Technology has completely changed the way we live, from socializing to shopping to dining and so many other things. It is also turning the financial services industry on its head. Over the last few years, fintech startups have been emerging in the market, utilizing technology to make it easier for consumers to make payments, invest, and even take out a loan. Consequently, this development influences how people consume loan services, especially personal loans. In fact, the market for personal loans in the United States is on the rise. In 2018, the total amount of consumer loans gained an additional 17% compared to the previous year. According to TransUnion, the main reason for this rapid growth are fintech institutions.
Fintech institutions accounted for about 38% of all personal loans issued in the country. This is a huge leap compared to the prior years, in which they only accounted for 5%. Furthermore, fintech institutions come in several shapes and sizes, with various companies that often target specific borrowers or purchase categories.
Fintech is used to define a new tech that seeks to improve and automate the use and delivery of financial services. Also, it is used to aid consumers, businesses, and companies in managing their finances better. This is done by utilizing specialized algorithms and software that are used on computers and even smartphones.
Fintech is used to describe different financial activities like depositing a check using your smartphone, money transfers, managing your investments, raising money for a business startup, or by-passing a bank branch for a credit application, most likely without any assistance from a person. Moreover, about one-third of the consumers opt to utilize fintech services (at least two or more), as stated by EY’s 2017 Fintech Adoption Index.
Most financial startups have similarities when it comes to fintech practice. They are all developed to challenge traditional financial services providers by serving an underserved segment, being more nimble, and offering a faster service.
For example, CreditNinja caters to borrowers who have poor or bad credit.
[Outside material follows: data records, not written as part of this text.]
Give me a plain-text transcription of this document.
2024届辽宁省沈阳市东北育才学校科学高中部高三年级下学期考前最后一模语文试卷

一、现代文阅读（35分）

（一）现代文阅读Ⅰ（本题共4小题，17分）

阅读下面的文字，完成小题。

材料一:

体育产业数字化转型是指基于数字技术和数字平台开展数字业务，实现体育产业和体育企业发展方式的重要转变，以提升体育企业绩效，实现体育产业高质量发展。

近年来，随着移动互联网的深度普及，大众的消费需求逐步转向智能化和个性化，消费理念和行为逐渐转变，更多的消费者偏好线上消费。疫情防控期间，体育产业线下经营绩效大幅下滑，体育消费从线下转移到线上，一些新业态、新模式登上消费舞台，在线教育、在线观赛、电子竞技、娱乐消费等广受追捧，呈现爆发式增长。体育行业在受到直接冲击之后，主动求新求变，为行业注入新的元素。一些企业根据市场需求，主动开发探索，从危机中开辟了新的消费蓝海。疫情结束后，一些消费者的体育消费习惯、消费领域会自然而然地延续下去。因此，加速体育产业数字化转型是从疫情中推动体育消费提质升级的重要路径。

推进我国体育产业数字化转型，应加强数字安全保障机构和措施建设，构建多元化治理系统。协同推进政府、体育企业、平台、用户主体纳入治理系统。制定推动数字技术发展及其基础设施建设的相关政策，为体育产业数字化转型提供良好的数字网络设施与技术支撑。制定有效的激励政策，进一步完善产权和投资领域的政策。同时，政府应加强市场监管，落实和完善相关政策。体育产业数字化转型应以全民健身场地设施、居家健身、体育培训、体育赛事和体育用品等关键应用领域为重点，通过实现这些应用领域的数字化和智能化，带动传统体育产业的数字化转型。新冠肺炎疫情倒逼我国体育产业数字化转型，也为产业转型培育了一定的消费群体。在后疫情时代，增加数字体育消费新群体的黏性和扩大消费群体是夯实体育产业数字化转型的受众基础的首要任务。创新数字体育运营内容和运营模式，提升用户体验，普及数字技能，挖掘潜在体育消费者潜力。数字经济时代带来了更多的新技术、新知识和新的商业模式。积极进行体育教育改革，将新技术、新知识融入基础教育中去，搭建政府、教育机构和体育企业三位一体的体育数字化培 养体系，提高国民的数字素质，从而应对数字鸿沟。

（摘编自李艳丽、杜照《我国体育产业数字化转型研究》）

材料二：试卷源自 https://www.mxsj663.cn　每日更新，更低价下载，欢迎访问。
They offer them personal loans with a fast application process, favorable terms, and interest rates. They also tend to help these borrowers improve their credit scores.
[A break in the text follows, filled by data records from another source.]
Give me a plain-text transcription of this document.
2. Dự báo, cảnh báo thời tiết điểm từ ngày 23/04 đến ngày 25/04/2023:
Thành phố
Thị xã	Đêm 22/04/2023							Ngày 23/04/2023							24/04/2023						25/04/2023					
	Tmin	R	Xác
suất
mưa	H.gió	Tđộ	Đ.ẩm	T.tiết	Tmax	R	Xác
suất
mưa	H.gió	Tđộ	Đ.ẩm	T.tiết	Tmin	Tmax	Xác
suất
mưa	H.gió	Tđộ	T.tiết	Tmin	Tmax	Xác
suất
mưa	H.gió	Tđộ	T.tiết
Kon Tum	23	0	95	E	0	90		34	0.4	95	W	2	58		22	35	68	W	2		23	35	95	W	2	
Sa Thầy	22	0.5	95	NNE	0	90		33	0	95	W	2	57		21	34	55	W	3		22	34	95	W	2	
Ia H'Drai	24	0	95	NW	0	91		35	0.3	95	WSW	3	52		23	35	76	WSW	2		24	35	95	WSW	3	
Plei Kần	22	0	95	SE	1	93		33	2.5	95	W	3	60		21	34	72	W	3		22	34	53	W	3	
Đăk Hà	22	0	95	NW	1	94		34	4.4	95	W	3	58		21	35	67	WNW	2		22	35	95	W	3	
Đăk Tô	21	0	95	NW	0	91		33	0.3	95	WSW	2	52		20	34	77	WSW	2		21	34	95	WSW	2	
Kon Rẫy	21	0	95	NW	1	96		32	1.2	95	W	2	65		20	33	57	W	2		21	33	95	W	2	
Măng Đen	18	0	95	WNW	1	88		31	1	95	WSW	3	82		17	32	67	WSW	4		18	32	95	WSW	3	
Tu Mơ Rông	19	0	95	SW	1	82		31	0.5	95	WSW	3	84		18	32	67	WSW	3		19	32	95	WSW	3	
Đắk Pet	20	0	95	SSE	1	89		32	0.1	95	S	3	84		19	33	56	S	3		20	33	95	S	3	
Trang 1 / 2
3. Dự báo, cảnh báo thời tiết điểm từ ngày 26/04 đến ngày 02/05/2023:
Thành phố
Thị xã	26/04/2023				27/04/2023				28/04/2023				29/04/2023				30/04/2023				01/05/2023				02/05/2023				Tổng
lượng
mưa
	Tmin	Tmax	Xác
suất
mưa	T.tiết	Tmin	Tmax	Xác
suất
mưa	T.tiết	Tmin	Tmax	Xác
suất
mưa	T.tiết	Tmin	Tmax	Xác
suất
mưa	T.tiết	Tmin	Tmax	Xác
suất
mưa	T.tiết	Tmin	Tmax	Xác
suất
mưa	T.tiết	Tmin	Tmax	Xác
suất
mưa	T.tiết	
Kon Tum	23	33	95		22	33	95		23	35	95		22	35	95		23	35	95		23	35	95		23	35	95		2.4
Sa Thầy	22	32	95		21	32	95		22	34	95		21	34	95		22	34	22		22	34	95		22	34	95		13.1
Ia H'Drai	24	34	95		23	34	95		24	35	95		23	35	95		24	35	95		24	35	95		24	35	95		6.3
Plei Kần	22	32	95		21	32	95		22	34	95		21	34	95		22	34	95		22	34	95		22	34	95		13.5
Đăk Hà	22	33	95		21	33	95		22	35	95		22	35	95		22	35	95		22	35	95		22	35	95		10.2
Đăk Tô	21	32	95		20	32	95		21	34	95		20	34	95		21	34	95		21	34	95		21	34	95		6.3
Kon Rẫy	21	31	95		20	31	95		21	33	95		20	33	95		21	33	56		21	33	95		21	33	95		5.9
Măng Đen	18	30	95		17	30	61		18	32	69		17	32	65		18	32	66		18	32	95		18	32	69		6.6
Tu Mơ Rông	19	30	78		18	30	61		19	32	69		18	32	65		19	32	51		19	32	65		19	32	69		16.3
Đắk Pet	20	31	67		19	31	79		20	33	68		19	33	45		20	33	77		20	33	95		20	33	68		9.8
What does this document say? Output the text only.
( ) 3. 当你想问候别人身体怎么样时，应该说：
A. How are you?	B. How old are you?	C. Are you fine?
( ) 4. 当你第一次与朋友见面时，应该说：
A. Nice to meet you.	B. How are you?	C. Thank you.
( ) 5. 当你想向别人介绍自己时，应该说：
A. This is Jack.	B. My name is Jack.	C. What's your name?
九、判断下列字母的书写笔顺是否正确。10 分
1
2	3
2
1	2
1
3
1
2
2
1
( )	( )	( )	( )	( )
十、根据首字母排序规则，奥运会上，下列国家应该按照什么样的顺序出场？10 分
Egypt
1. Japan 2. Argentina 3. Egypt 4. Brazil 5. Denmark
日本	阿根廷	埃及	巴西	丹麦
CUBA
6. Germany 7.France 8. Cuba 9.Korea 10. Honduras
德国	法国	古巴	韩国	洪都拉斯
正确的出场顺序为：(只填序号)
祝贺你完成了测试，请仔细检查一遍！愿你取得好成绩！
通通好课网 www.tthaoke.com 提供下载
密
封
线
Financial technology companies are mostly characterized as being startups developed to threaten the existing larger financial corporations and other financial models that are less affiliated with technology. However, some larger financial corporations now recognize the need to apply software solutions and are heading to fintech to improve and increase their financial service offerings.
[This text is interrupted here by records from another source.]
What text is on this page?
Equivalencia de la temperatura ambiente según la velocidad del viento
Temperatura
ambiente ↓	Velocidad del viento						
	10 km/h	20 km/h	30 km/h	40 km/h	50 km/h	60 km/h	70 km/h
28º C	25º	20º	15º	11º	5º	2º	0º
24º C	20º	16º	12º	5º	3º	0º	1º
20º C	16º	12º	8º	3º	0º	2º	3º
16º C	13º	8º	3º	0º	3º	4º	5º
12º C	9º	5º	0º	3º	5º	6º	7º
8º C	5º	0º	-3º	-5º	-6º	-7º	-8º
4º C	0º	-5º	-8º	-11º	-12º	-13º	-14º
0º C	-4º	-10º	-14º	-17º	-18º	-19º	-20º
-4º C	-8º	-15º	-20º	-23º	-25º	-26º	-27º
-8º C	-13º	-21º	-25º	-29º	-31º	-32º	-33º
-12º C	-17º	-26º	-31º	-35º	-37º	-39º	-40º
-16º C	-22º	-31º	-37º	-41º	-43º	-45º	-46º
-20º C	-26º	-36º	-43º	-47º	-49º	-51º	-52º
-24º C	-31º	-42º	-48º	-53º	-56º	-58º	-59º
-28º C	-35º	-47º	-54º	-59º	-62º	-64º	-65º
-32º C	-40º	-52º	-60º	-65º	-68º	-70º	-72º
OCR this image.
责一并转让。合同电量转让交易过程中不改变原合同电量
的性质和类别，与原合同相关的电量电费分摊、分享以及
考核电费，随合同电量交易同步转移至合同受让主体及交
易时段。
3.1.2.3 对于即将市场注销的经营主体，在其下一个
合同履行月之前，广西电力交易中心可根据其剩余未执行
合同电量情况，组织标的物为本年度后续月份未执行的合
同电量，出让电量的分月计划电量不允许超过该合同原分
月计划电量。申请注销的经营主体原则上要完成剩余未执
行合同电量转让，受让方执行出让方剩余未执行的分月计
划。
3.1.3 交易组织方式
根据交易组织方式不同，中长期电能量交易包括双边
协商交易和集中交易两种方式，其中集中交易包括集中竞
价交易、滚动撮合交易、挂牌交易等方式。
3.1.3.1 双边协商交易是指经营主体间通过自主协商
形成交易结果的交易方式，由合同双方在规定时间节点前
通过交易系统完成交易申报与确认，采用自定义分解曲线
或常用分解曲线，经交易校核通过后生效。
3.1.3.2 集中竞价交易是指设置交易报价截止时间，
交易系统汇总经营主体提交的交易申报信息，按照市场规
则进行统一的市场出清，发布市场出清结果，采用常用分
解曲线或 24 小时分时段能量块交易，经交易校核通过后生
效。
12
In recent years, global investment in fintech has been booming as well. This platform now comprises a multi-billion dollar industry. However, startups still dominate this industry, which usually offers technological and easier solutions to financial products and services.
The following are the benefits of getting a personal loan through the help of fintech companies, and they are also the reasons why personal loans are booming:
Many believe that time is money. Most people don’t have the patience or the time to wait a couple of days (usually three days or more) just to take out a personal loan from traditional banks. With fintech companies, borrowers can access a faster and quicker loan application and disbursement process (usually within the day). This is achieved by using AI and machine learning algorithms instead of running hard credit checks when assessing whether or not the borrower can pay the loan back.
Less Hassle and Documentation
Back then, financial information and identity checks were an issue. However, the same is not true to this day. Thanks to fintech companies and their artificial intelligence (AI) and machine intelligence (MI) learning tools to help with personal loan applications.
Fintech companies can accommodate those who have poor credit scores. This is because most of them rely on their own alternate data analytics and algorithms to evaluate your loan application besides just looking at your credit score. Moreover, they can even help you improve your credit score.
Cash In Emergency
Traditional bank loans tend to offer a couple of days before you can get access to the loan amount you got approved for. However, thanks to fintech companies, the approved funds can be transferred to your account immediately. This usually takes within a few minutes or on the day of your loan approval.
Flexibility and Payment Options
Most traditional bank loans offer zero flexibility and payment options. On the other hand, with fintech companies, you have the option to choose what best suits your current financial situation. This is because they provide a product for each requirement you qualify to best fit your personal needs.
Fintech pertains to the integration or merger of technology into the services and products of financial companies in order to improve their delivery and use to potential consumers. It provides a convenient and faster way where people can manage their finances and access funds. Fintech is a rapidly growing industry that will continue to shape how we manage our finances.